Fine for unlawful land clearing – Carnarvon National Park

The man used a bulldozer to push over trees and clear a track.

The man used a bulldozer to push over trees and clear a track.

It is unlawful to clear vegetation in a national park.

It is unlawful to clear vegetation in a national park.

A 63-year-old man has been fined $6,000 in the Emerald Magistrates Court after pleading guilty to clearing more than two hectares of the Carnarvon National Park for mustering purposes.

The man was also ordered to pay $250 in legal costs. No conviction was recorded.

The court heard the man also used a bulldozer to clear trees, soil, grass and rocks to create a track just over a kilometre long into the national park from his neighbouring property.

He also cleared an area at the end of the track in the national park to install temporary cattle yards, and brought a dog, horses and used an unregistered vehicle in the national park to muster cattle that had escaped from his property. Waste was also left behind after the mustering.

In early 2021, departmental officers were flying over the national park and identified an area where there was suspected unauthorised clearing.

During the subsequent investigation, departmental officers executed a search warrant at the property, located the bulldozer involved in the clearing works and gathered evidence.
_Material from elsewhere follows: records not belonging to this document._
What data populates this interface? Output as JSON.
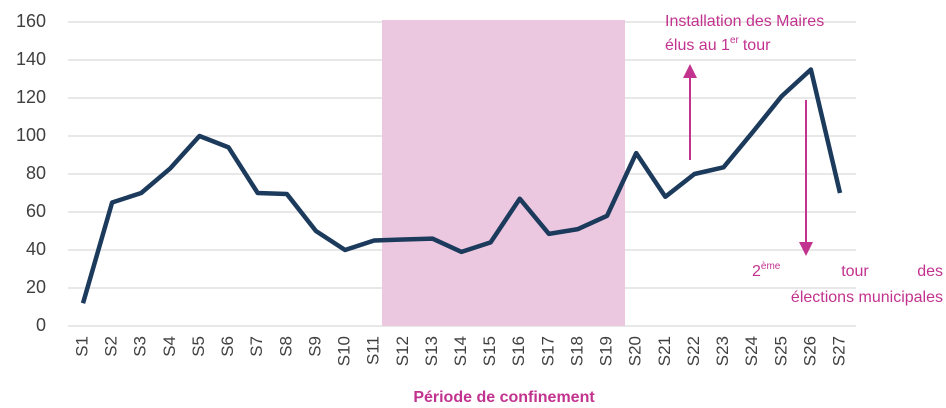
{
  "chart_data": {
    "type": "line",
    "categories": [
      "S1",
      "S2",
      "S3",
      "S4",
      "S5",
      "S6",
      "S7",
      "S8",
      "S9",
      "S10",
      "S11",
      "S12",
      "S13",
      "S14",
      "S15",
      "S16",
      "S17",
      "S18",
      "S19",
      "S20",
      "S21",
      "S22",
      "S23",
      "S24",
      "S25",
      "S26",
      "S27"
    ],
    "series": [
      {
        "name": null,
        "color": "#1b3a5c",
        "values": [
          12,
          65,
          70,
          83,
          100,
          94,
          70,
          69.5,
          50,
          40,
          45,
          45.5,
          46,
          39,
          44,
          67,
          48.5,
          51,
          58,
          91,
          68,
          80,
          83.5,
          102,
          121,
          135,
          70
        ]
      }
    ],
    "ylim": [
      0,
      160
    ],
    "yticks": [
      0,
      20,
      40,
      60,
      80,
      100,
      120,
      140,
      160
    ],
    "grid": true,
    "region_label": "Période de confinement",
    "annotations": [
      {
        "line1": "Installation des Maires",
        "line2": "élus au 1",
        "sup": "er",
        "line2_end": "tour"
      },
      {
        "sup_base": "2",
        "sup": "ème",
        "line1_end": "tour des",
        "line2": "élections municipales"
      }
    ]
  }
}
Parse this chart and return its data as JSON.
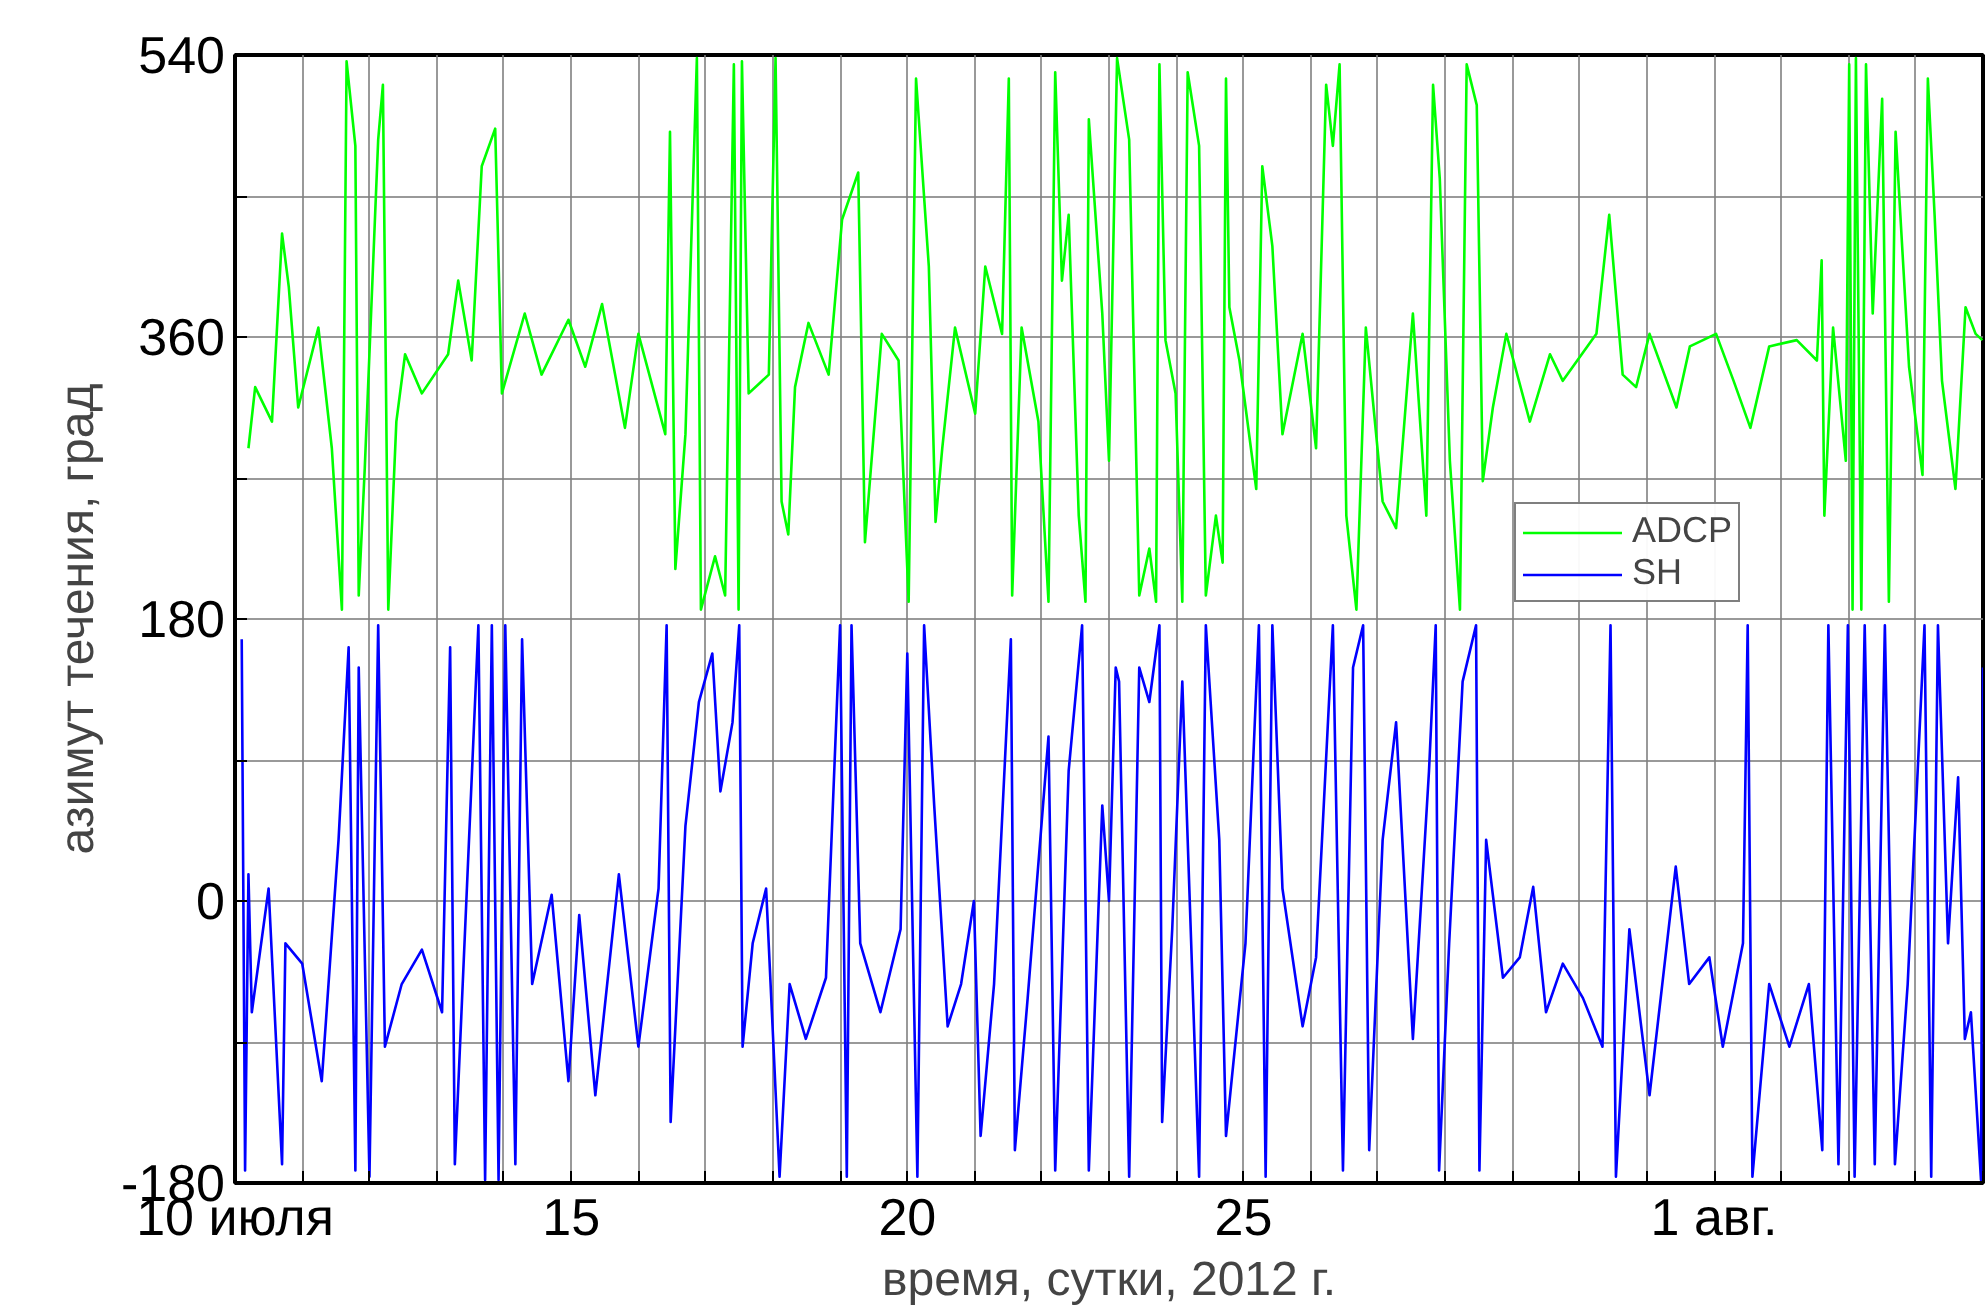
{
  "chart_data": {
    "type": "line",
    "xlabel": "время, сутки, 2012 г.",
    "ylabel": "азимут течения, град",
    "xlim": [
      "2012-07-10",
      "2012-08-05"
    ],
    "ylim": [
      -180,
      540
    ],
    "xticks": [
      {
        "value": "2012-07-10",
        "label": "10 июля"
      },
      {
        "value": "2012-07-11",
        "label": null
      },
      {
        "value": "2012-07-12",
        "label": null
      },
      {
        "value": "2012-07-13",
        "label": null
      },
      {
        "value": "2012-07-14",
        "label": null
      },
      {
        "value": "2012-07-15",
        "label": "15"
      },
      {
        "value": "2012-07-16",
        "label": null
      },
      {
        "value": "2012-07-17",
        "label": null
      },
      {
        "value": "2012-07-18",
        "label": null
      },
      {
        "value": "2012-07-19",
        "label": null
      },
      {
        "value": "2012-07-20",
        "label": "20"
      },
      {
        "value": "2012-07-21",
        "label": null
      },
      {
        "value": "2012-07-22",
        "label": null
      },
      {
        "value": "2012-07-23",
        "label": null
      },
      {
        "value": "2012-07-24",
        "label": null
      },
      {
        "value": "2012-07-25",
        "label": "25"
      },
      {
        "value": "2012-07-26",
        "label": null
      },
      {
        "value": "2012-07-27",
        "label": null
      },
      {
        "value": "2012-07-28",
        "label": null
      },
      {
        "value": "2012-07-29",
        "label": null
      },
      {
        "value": "2012-07-30",
        "label": null
      },
      {
        "value": "2012-07-31",
        "label": null
      },
      {
        "value": "2012-08-01",
        "label": "1 авг."
      },
      {
        "value": "2012-08-02",
        "label": null
      },
      {
        "value": "2012-08-03",
        "label": null
      },
      {
        "value": "2012-08-04",
        "label": null
      },
      {
        "value": "2012-08-05",
        "label": null
      }
    ],
    "yticks": [
      -180,
      {
        "value": -90,
        "label": null
      },
      0,
      {
        "value": 90,
        "label": null
      },
      180,
      {
        "value": 270,
        "label": null
      },
      360,
      {
        "value": 450,
        "label": null
      },
      540
    ],
    "grid": true,
    "legend": "right",
    "series": [
      {
        "name": "ADCP",
        "color": "#00ff00",
        "x": [
          "2012-07-10T04:48",
          "2012-07-10T07:12",
          "2012-07-10T13:12",
          "2012-07-10T16:48",
          "2012-07-10T19:12",
          "2012-07-10T22:34",
          "2012-07-11T05:46",
          "2012-07-11T10:34",
          "2012-07-11T14:10",
          "2012-07-11T15:50",
          "2012-07-11T18:58",
          "2012-07-11T20:10",
          "2012-07-11T22:19",
          "2012-07-12T03:07",
          "2012-07-12T04:48",
          "2012-07-12T06:43",
          "2012-07-12T09:36",
          "2012-07-12T12:43",
          "2012-07-12T18:43",
          "2012-07-13T04:05",
          "2012-07-13T07:41",
          "2012-07-13T12:29",
          "2012-07-13T16:05",
          "2012-07-13T20:53",
          "2012-07-13T23:17",
          "2012-07-14T07:26",
          "2012-07-14T13:26",
          "2012-07-14T23:02",
          "2012-07-15T05:02",
          "2012-07-15T11:02",
          "2012-07-15T19:12",
          "2012-07-16T00:00",
          "2012-07-16T09:36",
          "2012-07-16T11:17",
          "2012-07-16T13:12",
          "2012-07-16T16:48",
          "2012-07-16T20:53",
          "2012-07-16T22:19",
          "2012-07-17T03:22",
          "2012-07-17T06:58",
          "2012-07-17T10:05",
          "2012-07-17T11:46",
          "2012-07-17T12:58",
          "2012-07-17T15:22",
          "2012-07-17T22:34",
          "2012-07-18T00:58",
          "2012-07-18T03:07",
          "2012-07-18T05:31",
          "2012-07-18T07:55",
          "2012-07-18T12:43",
          "2012-07-18T19:55",
          "2012-07-19T00:43",
          "2012-07-19T06:29",
          "2012-07-19T08:53",
          "2012-07-19T14:53",
          "2012-07-19T20:53",
          "2012-07-20T00:29",
          "2012-07-20T03:07",
          "2012-07-20T07:41",
          "2012-07-20T10:05",
          "2012-07-20T12:29",
          "2012-07-20T17:02",
          "2012-07-21T00:14",
          "2012-07-21T03:50",
          "2012-07-21T09:50",
          "2012-07-21T12:14",
          "2012-07-21T13:26",
          "2012-07-21T16:48",
          "2012-07-21T22:48",
          "2012-07-22T02:24",
          "2012-07-22T04:48",
          "2012-07-22T07:12",
          "2012-07-22T09:36",
          "2012-07-22T13:12",
          "2012-07-22T15:36",
          "2012-07-22T16:48",
          "2012-07-22T21:36",
          "2012-07-23T00:00",
          "2012-07-23T02:53",
          "2012-07-23T07:12",
          "2012-07-23T10:48",
          "2012-07-23T14:24",
          "2012-07-23T16:48",
          "2012-07-23T18:00",
          "2012-07-23T20:10",
          "2012-07-23T23:46",
          "2012-07-24T02:10",
          "2012-07-24T04:05",
          "2012-07-24T08:10",
          "2012-07-24T10:34",
          "2012-07-24T14:10",
          "2012-07-24T16:34",
          "2012-07-24T17:46",
          "2012-07-24T18:58",
          "2012-07-24T22:34",
          "2012-07-25T04:34",
          "2012-07-25T06:43",
          "2012-07-25T10:19",
          "2012-07-25T13:55",
          "2012-07-25T21:07",
          "2012-07-26T01:55",
          "2012-07-26T05:31",
          "2012-07-26T07:55",
          "2012-07-26T10:19",
          "2012-07-26T12:43",
          "2012-07-26T16:19",
          "2012-07-26T19:41",
          "2012-07-27T01:41",
          "2012-07-27T06:29",
          "2012-07-27T12:29",
          "2012-07-27T17:17",
          "2012-07-27T19:41",
          "2012-07-27T22:05",
          "2012-07-28T01:41",
          "2012-07-28T05:17",
          "2012-07-28T07:41",
          "2012-07-28T11:17",
          "2012-07-28T13:26",
          "2012-07-28T17:02",
          "2012-07-28T21:50",
          "2012-07-29T06:14",
          "2012-07-29T13:26",
          "2012-07-29T18:00",
          "2012-07-30T06:00",
          "2012-07-30T10:34",
          "2012-07-30T15:22",
          "2012-07-30T20:10",
          "2012-07-31T00:58",
          "2012-07-31T10:34",
          "2012-07-31T15:22",
          "2012-08-01T00:43",
          "2012-08-01T06:58",
          "2012-08-01T12:58",
          "2012-08-01T19:41",
          "2012-08-02T05:31",
          "2012-08-02T12:43",
          "2012-08-02T14:24",
          "2012-08-02T15:22",
          "2012-08-02T18:29",
          "2012-08-02T23:02",
          "2012-08-03T00:14",
          "2012-08-03T01:26",
          "2012-08-03T02:38",
          "2012-08-03T04:34",
          "2012-08-03T06:14",
          "2012-08-03T08:38",
          "2012-08-03T12:00",
          "2012-08-03T14:24",
          "2012-08-03T16:48",
          "2012-08-03T21:36",
          "2012-08-04T02:24",
          "2012-08-04T04:19",
          "2012-08-04T06:43",
          "2012-08-04T09:22",
          "2012-08-04T14:10",
          "2012-08-04T17:46",
          "2012-08-04T21:22",
          "2012-08-04T23:46"
        ],
        "values": [
          289,
          328,
          306,
          426,
          392,
          315,
          366,
          289,
          186,
          536,
          482,
          195,
          276,
          486,
          521,
          186,
          306,
          349,
          324,
          349,
          396,
          345,
          469,
          493,
          324,
          375,
          336,
          371,
          341,
          381,
          302,
          362,
          298,
          491,
          212,
          298,
          538,
          186,
          220,
          195,
          534,
          186,
          536,
          324,
          336,
          538,
          255,
          234,
          328,
          369,
          336,
          435,
          465,
          229,
          362,
          345,
          191,
          525,
          405,
          242,
          289,
          366,
          311,
          405,
          362,
          525,
          195,
          366,
          306,
          191,
          529,
          396,
          438,
          246,
          191,
          499,
          375,
          281,
          538,
          486,
          195,
          225,
          191,
          534,
          358,
          324,
          191,
          529,
          482,
          195,
          246,
          216,
          525,
          379,
          345,
          263,
          469,
          418,
          298,
          362,
          289,
          521,
          482,
          534,
          246,
          186,
          366,
          255,
          238,
          375,
          246,
          521,
          461,
          281,
          186,
          534,
          508,
          268,
          315,
          362,
          306,
          349,
          332,
          362,
          438,
          336,
          328,
          362,
          315,
          354,
          362,
          332,
          302,
          354,
          358,
          345,
          409,
          246,
          366,
          281,
          534,
          186,
          538,
          186,
          534,
          375,
          512,
          191,
          491,
          341,
          272,
          525,
          438,
          332,
          263,
          379,
          362,
          358
        ]
      },
      {
        "name": "SH",
        "color": "#0000ff",
        "x": [
          "2012-07-10T02:24",
          "2012-07-10T03:36",
          "2012-07-10T04:48",
          "2012-07-10T06:00",
          "2012-07-10T12:00",
          "2012-07-10T16:48",
          "2012-07-10T18:00",
          "2012-07-11T00:00",
          "2012-07-11T06:58",
          "2012-07-11T12:58",
          "2012-07-11T16:34",
          "2012-07-11T18:58",
          "2012-07-11T20:10",
          "2012-07-12T00:00",
          "2012-07-12T03:07",
          "2012-07-12T05:31",
          "2012-07-12T11:31",
          "2012-07-12T18:43",
          "2012-07-13T01:55",
          "2012-07-13T04:48",
          "2012-07-13T06:29",
          "2012-07-13T14:53",
          "2012-07-13T17:17",
          "2012-07-13T19:41",
          "2012-07-13T22:05",
          "2012-07-14T00:29",
          "2012-07-14T04:05",
          "2012-07-14T06:29",
          "2012-07-14T10:05",
          "2012-07-14T17:02",
          "2012-07-14T23:02",
          "2012-07-15T02:53",
          "2012-07-15T08:38",
          "2012-07-15T17:02",
          "2012-07-16T00:00",
          "2012-07-16T07:12",
          "2012-07-16T10:05",
          "2012-07-16T11:31",
          "2012-07-16T16:48",
          "2012-07-16T21:36",
          "2012-07-17T02:24",
          "2012-07-17T05:17",
          "2012-07-17T09:36",
          "2012-07-17T12:00",
          "2012-07-17T13:12",
          "2012-07-17T16:48",
          "2012-07-17T21:36",
          "2012-07-18T02:24",
          "2012-07-18T06:00",
          "2012-07-18T11:46",
          "2012-07-18T18:58",
          "2012-07-19T00:00",
          "2012-07-19T02:24",
          "2012-07-19T04:05",
          "2012-07-19T07:12",
          "2012-07-19T14:24",
          "2012-07-19T21:36",
          "2012-07-20T00:00",
          "2012-07-20T03:36",
          "2012-07-20T06:00",
          "2012-07-20T09:36",
          "2012-07-20T14:24",
          "2012-07-20T19:12",
          "2012-07-20T23:46",
          "2012-07-21T02:10",
          "2012-07-21T06:58",
          "2012-07-21T12:58",
          "2012-07-21T14:24",
          "2012-07-21T18:58",
          "2012-07-22T02:24",
          "2012-07-22T04:48",
          "2012-07-22T09:36",
          "2012-07-22T14:24",
          "2012-07-22T16:48",
          "2012-07-22T21:36",
          "2012-07-23T00:00",
          "2012-07-23T02:24",
          "2012-07-23T03:36",
          "2012-07-23T07:12",
          "2012-07-23T10:48",
          "2012-07-23T14:24",
          "2012-07-23T18:00",
          "2012-07-23T18:58",
          "2012-07-23T22:34",
          "2012-07-24T02:10",
          "2012-07-24T08:10",
          "2012-07-24T10:34",
          "2012-07-24T15:22",
          "2012-07-24T17:46",
          "2012-07-25T00:43",
          "2012-07-25T05:31",
          "2012-07-25T07:55",
          "2012-07-25T10:19",
          "2012-07-25T13:55",
          "2012-07-25T21:07",
          "2012-07-26T01:55",
          "2012-07-26T07:55",
          "2012-07-26T11:31",
          "2012-07-26T15:07",
          "2012-07-26T18:43",
          "2012-07-26T20:53",
          "2012-07-27T01:41",
          "2012-07-27T06:29",
          "2012-07-27T12:29",
          "2012-07-27T18:14",
          "2012-07-27T20:38",
          "2012-07-27T21:50",
          "2012-07-28T01:26",
          "2012-07-28T06:14",
          "2012-07-28T11:02",
          "2012-07-28T12:14",
          "2012-07-28T14:38",
          "2012-07-28T20:38",
          "2012-07-29T02:38",
          "2012-07-29T07:26",
          "2012-07-29T12:00",
          "2012-07-29T18:00",
          "2012-07-30T01:12",
          "2012-07-30T08:10",
          "2012-07-30T11:02",
          "2012-07-30T12:58",
          "2012-07-30T17:46",
          "2012-07-31T00:58",
          "2012-07-31T05:31",
          "2012-07-31T10:19",
          "2012-07-31T15:07",
          "2012-07-31T22:19",
          "2012-08-01T03:07",
          "2012-08-01T10:19",
          "2012-08-01T12:00",
          "2012-08-01T13:41",
          "2012-08-01T19:41",
          "2012-08-02T02:53",
          "2012-08-02T09:50",
          "2012-08-02T14:38",
          "2012-08-02T16:48",
          "2012-08-02T20:24",
          "2012-08-02T23:46",
          "2012-08-03T02:10",
          "2012-08-03T05:46",
          "2012-08-03T09:22",
          "2012-08-03T12:58",
          "2012-08-03T16:34",
          "2012-08-03T21:07",
          "2012-08-04T03:07",
          "2012-08-04T05:31",
          "2012-08-04T07:55",
          "2012-08-04T11:31",
          "2012-08-04T15:07",
          "2012-08-04T17:31",
          "2012-08-04T19:41",
          "2012-08-04T23:17",
          "2012-08-05T00:00"
        ],
        "values": [
          167,
          -172,
          17,
          -71,
          8,
          -168,
          -27,
          -40,
          -115,
          39,
          162,
          -172,
          149,
          -176,
          176,
          -93,
          -53,
          -31,
          -71,
          162,
          -168,
          176,
          -178,
          176,
          -178,
          176,
          -168,
          167,
          -53,
          4,
          -115,
          -9,
          -124,
          17,
          -93,
          8,
          176,
          -141,
          48,
          127,
          158,
          70,
          114,
          176,
          -93,
          -27,
          8,
          -176,
          -53,
          -88,
          -49,
          176,
          -176,
          176,
          -27,
          -71,
          -18,
          158,
          -176,
          176,
          61,
          -80,
          -53,
          0,
          -150,
          -53,
          167,
          -159,
          -62,
          105,
          -172,
          83,
          176,
          -172,
          61,
          0,
          149,
          140,
          -176,
          149,
          127,
          176,
          -141,
          -18,
          140,
          -176,
          176,
          39,
          -150,
          -27,
          176,
          -176,
          176,
          8,
          -80,
          -36,
          176,
          -172,
          149,
          176,
          -159,
          39,
          114,
          -88,
          83,
          176,
          -172,
          -27,
          140,
          176,
          -172,
          39,
          -49,
          -36,
          9,
          -71,
          -40,
          -62,
          -93,
          176,
          -176,
          -18,
          -124,
          -53,
          22,
          -53,
          -36,
          -93,
          -27,
          176,
          -176,
          -53,
          -93,
          -53,
          -159,
          176,
          -168,
          176,
          -176,
          176,
          -168,
          176,
          -168,
          -53,
          176,
          -176,
          176,
          -27,
          79,
          -88,
          -71,
          -178,
          149
        ]
      }
    ]
  }
}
The investigation found the man had cleared the area in the national park, which included clearing native eucalypt trees and cycads, and unlawfully mustered 35-38 head of cattle.

The man was aware that his property bordered the national park, but he did not know he cleared into the national park as he did not check his boundary prior to conducting the clearing.

In sentencing the man, the court considered the offending was serious, and the Carnarvon National Park is a pristine region of great importance to the community and home to a number of protected plants.

The court accepted that the man was remorseful and did not intend to clear in the national park, and that he wanted to do the ‘right thing’ in the future. It also took into account that the man fully cooperated with the investigation and pleaded guilty at the earliest opportunity.

Had these factors not been present, a considerably higher fine could have been expected.

The Department of Environment and Science (DES) welcomes the fine and hopes it sends a message to Queensland’s grazing community, particularly those that neighbour national parks and State forests, that activities in the national park must not be unlawful.

Graziers are reminded to check property boundaries prior to conducting clearing on their property and apply for the appropriate mustering permits to facilitate the removal of stock from national parks in an expedient manner.

As the environmental regulator, DES will take strong enforcement action, including by prosecuting people who clear any natural or cultural resources or unlawfully muster cattle in national parks.